Switching off the faulty genes that make the front of the cornea cloudy
- Type of funding: Project Grant
- Grant Holder: Prof Tara Moore
- Institute: University of Ulster
- Region: Northern Ireland
- Start date: January 2014
- End Date: April 2017
- Priority: Treatment
- Eye Category:
OverviewThe cornea is the clear front surface of the eye. It protects the eye and helps to focus light, which means it needs to be clear or light can’t get through.
In a group of conditions known as corneal dystrophies, people inherit a faulty gene that means the cornea becomes cloudy. The gene is usually only inherited from one parent (known as ‘dominant inheritance’). Meesmann epithelial corneal dystrophy is one that affects the cornea’s outer layer (the epithelial layer).
In this project the team is testing two approaches to treating dominantly inherited corneal dystrophy. The first approach ‘silences’ the faulty gene inherited from one parent and leaves the healthy version from the other parent untouched to take over. The team will first test mice engineered to make the cornea glow. They’ll know whether the treatment is good at silencing the target gene if the eye stops glowing. Once they have a good formula they will test it on mice that have a human-like version of Meesmann corneal dystrophy.
The second approach is to use gene replacement therapy to silence both copies of the gene and replace them with a healthy version that’s been engineered so that it can’t be silenced.
At the end of the project the team will know if it’s possible to make a gene-silencing cream or ointment that could go on to human trials. They’ll also know more about whether gene-replacement therapy can work for this type of inherited eye disorder.
In vivo proof-of-concept for two gene silencing technologies in the dominantly inherited corneal dystrophies
Corneal dystrophy (CD) is a heterogeneous group of hereditary eye disorders. Common, severe CD is caused by dominant-negative mutations in the TGFBI gene. Meesmann epithelial corneal dystrophy (MECD) is due to dominant-negative mutations in keratins K3 or K12. MECD is an ideal model disorder for therapy development because the keratin protein aggregates are short-lived and confined to the epithelium, whereas TGFBI aggregates develop slowly and are secreted into the stroma. Two alternative strategies could treat dominant-negative disorders like CD. These are (i) mutation-specific siRNA (in vivo approach); or (ii) a vector-expressed shRNA knockout-replacement system (ex vivo strategy).
The team has developed potent, specific allele-specific siRNA for common and severe K12 mutations. They have also developed all components of an shRNA-based knockout replacement system targeting K12. They recently developed two mouse models to facilitate CD gene therapy development and testing in vivo. These are: (i) a K12-luc mouse expressing luciferase in the corneal epithelium; and (ii) a humanized K12 mouse model of MECD.

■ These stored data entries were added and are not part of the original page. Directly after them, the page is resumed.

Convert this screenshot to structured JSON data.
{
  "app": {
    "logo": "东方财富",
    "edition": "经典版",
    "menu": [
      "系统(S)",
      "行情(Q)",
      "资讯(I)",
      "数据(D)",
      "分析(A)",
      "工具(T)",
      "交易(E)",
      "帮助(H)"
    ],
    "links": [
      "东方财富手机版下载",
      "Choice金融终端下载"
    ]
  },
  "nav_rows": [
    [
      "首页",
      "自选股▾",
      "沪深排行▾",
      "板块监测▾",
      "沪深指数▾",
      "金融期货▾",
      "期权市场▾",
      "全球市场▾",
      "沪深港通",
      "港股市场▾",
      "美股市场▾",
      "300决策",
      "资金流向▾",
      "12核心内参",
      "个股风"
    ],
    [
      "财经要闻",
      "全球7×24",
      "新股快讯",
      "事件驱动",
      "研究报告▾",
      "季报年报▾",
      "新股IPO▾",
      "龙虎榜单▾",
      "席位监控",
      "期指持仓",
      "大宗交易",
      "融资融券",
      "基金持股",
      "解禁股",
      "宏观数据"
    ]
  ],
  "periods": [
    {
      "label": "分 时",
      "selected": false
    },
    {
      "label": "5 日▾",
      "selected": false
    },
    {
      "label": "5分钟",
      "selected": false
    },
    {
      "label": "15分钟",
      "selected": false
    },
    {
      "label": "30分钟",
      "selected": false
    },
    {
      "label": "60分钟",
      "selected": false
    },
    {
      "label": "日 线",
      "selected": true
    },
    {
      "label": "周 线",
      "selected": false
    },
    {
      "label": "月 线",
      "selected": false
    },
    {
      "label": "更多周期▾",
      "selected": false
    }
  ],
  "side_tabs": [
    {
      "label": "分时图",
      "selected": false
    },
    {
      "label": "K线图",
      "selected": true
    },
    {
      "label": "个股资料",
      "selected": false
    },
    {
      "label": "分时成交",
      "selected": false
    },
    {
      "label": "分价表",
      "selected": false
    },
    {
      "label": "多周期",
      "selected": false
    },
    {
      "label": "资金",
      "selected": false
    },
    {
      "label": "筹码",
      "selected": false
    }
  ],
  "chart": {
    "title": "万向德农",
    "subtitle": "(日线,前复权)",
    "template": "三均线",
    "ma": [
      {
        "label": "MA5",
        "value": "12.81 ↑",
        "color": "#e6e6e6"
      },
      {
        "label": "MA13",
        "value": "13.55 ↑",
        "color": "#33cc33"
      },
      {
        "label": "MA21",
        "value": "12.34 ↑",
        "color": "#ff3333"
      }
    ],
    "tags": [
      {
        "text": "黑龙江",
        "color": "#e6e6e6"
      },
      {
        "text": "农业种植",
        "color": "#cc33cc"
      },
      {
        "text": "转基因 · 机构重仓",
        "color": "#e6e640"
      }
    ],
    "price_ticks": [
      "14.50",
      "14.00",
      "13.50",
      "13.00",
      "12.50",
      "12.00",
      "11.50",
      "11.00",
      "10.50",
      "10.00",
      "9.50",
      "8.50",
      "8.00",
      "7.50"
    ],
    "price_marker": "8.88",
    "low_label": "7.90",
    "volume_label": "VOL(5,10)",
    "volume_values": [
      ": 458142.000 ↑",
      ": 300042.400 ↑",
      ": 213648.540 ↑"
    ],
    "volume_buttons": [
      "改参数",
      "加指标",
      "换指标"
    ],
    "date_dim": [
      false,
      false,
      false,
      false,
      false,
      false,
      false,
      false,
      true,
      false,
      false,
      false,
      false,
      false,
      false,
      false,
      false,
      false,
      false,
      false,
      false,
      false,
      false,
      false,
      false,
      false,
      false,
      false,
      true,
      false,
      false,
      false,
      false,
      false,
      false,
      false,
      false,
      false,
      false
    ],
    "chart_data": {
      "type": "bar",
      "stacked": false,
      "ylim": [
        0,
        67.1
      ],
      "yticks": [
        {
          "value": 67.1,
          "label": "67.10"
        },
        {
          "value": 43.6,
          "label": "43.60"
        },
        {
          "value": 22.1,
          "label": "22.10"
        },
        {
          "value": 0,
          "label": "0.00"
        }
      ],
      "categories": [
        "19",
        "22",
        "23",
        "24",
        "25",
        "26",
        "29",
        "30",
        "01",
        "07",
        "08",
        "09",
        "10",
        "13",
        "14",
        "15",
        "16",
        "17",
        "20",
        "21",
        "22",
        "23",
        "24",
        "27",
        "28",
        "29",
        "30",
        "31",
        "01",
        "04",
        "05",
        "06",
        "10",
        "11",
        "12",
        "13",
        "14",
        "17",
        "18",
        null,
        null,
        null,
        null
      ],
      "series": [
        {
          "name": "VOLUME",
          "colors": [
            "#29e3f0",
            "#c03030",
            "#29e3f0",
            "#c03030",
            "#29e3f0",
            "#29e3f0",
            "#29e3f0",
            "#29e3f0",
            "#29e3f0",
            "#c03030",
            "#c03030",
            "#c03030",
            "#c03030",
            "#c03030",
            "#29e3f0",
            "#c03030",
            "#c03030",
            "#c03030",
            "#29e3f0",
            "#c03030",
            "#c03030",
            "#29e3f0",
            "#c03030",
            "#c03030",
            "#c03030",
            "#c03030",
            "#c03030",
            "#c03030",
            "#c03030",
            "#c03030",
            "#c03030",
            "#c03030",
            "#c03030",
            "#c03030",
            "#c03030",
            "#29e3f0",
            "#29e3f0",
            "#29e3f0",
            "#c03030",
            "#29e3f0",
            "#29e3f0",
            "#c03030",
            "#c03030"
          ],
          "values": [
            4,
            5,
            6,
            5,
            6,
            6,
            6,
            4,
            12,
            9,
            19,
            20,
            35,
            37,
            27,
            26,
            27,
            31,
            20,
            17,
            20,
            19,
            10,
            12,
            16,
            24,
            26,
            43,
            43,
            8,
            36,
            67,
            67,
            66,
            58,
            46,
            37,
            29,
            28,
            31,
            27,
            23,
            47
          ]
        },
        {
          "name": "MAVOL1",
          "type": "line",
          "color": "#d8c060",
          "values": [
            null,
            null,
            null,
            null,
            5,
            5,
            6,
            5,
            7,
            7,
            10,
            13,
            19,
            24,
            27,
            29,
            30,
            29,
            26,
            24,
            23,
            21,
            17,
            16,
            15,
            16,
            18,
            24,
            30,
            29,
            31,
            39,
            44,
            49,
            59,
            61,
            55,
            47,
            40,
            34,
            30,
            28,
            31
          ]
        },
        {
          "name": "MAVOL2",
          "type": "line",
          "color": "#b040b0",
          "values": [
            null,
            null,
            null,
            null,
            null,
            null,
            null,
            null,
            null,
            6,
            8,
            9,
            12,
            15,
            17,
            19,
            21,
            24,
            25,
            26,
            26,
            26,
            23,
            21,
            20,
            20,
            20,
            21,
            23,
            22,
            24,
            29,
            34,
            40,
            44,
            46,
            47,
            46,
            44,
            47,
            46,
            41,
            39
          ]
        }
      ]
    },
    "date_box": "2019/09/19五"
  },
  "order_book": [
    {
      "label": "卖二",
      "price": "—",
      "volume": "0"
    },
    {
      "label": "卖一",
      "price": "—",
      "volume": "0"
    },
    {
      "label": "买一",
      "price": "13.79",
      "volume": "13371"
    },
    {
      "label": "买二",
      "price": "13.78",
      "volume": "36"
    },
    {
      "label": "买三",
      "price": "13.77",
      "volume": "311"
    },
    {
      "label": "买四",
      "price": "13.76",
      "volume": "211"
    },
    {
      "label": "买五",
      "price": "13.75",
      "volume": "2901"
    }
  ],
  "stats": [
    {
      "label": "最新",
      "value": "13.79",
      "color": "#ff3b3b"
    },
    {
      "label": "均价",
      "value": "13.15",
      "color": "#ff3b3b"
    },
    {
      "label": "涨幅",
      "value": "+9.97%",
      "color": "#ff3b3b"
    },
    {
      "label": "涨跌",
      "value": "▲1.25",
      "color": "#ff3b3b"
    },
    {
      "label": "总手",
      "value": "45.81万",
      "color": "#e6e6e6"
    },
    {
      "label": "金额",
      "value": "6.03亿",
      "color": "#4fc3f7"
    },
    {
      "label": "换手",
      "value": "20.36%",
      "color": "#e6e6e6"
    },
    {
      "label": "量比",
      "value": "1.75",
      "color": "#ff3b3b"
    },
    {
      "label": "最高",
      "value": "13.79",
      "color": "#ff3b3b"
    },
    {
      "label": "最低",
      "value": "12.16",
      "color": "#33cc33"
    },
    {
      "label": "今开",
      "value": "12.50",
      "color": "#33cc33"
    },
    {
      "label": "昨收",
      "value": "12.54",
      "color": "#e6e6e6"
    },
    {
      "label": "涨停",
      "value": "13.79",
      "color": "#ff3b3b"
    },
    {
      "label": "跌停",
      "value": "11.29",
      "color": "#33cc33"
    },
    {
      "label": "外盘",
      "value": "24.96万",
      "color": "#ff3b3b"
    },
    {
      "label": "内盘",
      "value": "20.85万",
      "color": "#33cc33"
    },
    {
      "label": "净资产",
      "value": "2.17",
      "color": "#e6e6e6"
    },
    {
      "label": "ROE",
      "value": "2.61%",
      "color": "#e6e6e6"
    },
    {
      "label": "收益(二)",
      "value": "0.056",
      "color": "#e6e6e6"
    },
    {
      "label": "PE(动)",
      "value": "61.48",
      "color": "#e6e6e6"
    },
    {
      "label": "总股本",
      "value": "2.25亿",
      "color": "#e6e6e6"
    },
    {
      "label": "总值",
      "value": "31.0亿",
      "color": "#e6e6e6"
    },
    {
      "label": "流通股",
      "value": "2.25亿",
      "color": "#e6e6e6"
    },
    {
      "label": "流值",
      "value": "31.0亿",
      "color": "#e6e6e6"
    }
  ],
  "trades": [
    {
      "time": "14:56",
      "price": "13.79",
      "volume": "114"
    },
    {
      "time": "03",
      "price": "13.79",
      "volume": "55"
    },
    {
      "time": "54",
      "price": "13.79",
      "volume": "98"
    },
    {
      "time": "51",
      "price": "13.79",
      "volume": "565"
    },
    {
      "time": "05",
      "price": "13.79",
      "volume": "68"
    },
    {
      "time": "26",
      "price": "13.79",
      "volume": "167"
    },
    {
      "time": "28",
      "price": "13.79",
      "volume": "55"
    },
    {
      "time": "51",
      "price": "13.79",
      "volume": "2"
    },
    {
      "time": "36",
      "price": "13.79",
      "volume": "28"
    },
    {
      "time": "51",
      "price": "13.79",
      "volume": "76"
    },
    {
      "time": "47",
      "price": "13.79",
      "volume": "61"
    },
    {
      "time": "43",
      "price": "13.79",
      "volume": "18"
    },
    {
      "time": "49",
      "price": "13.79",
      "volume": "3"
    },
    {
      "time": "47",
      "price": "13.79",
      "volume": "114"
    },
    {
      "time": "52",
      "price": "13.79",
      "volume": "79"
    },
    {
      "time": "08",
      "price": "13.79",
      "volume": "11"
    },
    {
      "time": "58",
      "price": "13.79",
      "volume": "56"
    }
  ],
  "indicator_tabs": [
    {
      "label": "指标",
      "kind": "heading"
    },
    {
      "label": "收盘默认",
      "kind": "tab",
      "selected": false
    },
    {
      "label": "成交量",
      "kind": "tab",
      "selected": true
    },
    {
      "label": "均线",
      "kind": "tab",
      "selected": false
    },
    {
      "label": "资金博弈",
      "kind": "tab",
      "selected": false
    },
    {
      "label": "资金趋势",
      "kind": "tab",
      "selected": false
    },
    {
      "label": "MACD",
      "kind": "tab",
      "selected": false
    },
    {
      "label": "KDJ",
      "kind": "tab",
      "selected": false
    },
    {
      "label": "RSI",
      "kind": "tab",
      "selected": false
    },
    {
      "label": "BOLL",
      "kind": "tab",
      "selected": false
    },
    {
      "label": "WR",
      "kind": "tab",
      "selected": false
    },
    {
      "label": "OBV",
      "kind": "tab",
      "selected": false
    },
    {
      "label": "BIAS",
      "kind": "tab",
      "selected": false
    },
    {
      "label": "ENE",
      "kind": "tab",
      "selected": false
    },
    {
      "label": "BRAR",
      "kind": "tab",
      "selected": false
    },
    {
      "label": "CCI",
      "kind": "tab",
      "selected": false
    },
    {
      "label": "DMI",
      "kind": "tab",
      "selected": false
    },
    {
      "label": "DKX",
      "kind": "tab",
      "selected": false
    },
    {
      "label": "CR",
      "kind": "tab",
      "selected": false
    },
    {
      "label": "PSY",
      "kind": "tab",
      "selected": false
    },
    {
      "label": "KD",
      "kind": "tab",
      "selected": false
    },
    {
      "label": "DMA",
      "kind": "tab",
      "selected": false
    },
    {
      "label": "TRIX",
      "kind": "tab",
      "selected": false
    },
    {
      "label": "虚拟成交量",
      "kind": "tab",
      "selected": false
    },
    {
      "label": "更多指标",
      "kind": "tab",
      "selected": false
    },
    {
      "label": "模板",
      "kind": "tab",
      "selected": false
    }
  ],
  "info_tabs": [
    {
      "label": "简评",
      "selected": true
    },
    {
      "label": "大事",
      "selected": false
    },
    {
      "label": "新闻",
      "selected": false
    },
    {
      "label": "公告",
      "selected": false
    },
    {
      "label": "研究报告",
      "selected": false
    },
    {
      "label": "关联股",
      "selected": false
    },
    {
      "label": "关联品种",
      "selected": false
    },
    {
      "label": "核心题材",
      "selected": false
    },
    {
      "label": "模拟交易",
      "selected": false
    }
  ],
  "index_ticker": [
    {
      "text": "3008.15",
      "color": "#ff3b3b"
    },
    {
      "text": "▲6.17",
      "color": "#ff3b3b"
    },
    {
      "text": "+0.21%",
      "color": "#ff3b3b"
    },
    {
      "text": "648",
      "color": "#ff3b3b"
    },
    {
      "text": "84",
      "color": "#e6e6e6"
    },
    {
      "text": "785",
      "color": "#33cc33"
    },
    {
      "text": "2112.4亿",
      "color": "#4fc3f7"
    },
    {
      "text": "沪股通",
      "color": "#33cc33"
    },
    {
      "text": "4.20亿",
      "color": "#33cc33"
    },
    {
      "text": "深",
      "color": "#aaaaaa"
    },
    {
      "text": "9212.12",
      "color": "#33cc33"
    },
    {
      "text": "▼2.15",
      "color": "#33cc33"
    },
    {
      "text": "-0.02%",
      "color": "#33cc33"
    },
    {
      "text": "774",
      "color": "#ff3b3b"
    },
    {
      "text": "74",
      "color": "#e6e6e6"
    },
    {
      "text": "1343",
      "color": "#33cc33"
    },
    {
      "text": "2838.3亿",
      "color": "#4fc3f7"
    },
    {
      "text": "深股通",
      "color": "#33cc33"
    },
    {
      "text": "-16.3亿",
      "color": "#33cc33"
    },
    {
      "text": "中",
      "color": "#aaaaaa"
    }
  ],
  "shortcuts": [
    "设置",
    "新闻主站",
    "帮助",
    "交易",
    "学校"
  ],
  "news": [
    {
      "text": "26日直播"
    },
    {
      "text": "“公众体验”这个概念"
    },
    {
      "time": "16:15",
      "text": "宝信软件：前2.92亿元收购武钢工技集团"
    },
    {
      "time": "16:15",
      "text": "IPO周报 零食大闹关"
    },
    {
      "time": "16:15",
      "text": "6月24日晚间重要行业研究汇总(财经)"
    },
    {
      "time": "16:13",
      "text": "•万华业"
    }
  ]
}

Here they exploit live-animal imaging of the K12-luc mice to develop corneal delivery of therapeutic siRNA using a library of ocular surface formulations. The optimised formulation will be used to reverse the phenotype in the humanized MECD mouse. Similarly, a transgenic mouse expressing their knockout-replacement therapeutic gene will be crossed into the MECD mouse to see if this system can also rescue the phenotype. Together, these studies will provide a compelling in vivo data package to attract major funding and take these therapies into human trials.
Research updateThe team has shown that injecting a targeted ‘silencer’ into the mouse cornea can stop the faulty protein from being made for up to 7 days. This is an exciting first step, and they’re now working on ways to apply it as an eye drop or cream that also works.
- Courtney DG, Atkinson SD, Allen EHA, Moore JE, Walsh CP, Pedrioli DML, et al. siRNA silencing of the mutant keratin 12 allele in corneal limbal epithelial cells grown from patients with Meesmann’s epithelial corneal dystrophy. Invest Ophthalmol Vis Sci. 2014 May;55(5):3352–60.